Park City, Summit County · Utah
Erected by NA, 1984

Of all the saloons that ran in Park City's silver days, only this one still looks the part inside. Built of wood after the 1898 fire as the Silver King Restaurant, it has poured drinks or served meals ever since. The mounted animal heads that watch over the bar have hung there since proprietor Heinie Hernan put them up in the 1930s. During Prohibition the place quietly sold moonshine, and when Franklin Roosevelt made beer legal again in 1933, it threw a party people long remembered. The Club is the last of Park City's old bars with its guts intact.

What the plaque says

Built of wood after the great fire of 1898, this building has always functioned as a restaurant or saloon, and was originally called the Silver King Restaurant.
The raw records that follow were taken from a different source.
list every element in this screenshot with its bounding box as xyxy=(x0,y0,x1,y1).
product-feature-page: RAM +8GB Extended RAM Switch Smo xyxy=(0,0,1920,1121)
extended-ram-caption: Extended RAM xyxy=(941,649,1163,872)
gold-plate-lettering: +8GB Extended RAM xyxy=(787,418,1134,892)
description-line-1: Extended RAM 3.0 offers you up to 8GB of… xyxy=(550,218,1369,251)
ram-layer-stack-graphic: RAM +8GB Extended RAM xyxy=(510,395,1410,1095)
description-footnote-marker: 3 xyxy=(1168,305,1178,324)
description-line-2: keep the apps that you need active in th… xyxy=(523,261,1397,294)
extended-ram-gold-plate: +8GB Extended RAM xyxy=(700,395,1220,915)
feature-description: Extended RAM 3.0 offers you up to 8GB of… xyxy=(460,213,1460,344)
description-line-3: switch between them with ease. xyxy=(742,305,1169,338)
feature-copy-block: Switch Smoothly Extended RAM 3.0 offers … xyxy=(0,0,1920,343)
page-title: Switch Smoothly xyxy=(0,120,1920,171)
Construction took place in two phases: the southern half built first, and a mirror image of it added to the north several years later. In 1907 the building shared the same wood porch with the two buildings to the north. The interior walls are hung with a collection of animal trophies which have been looking down on The Club's patrons since longtime proprietor Heinie Hernan installed them in the 1930's. Moonshine was sold here during Prohibition, and a memorable party occured when President Roosevelt legalized alcoholic beverages in 1932. This is the only saloon from Park City's mining heyday whose interior remains substantially unchanged. Although fairly typical of other commercial facades built along Main Street in its day, The Club is distinguished by its ornate wood cornice and bracketed wood lintels above the two double hung windows. Its recessed entry and two story height are consistent with most commercial structures built in Park City at the turn of the century.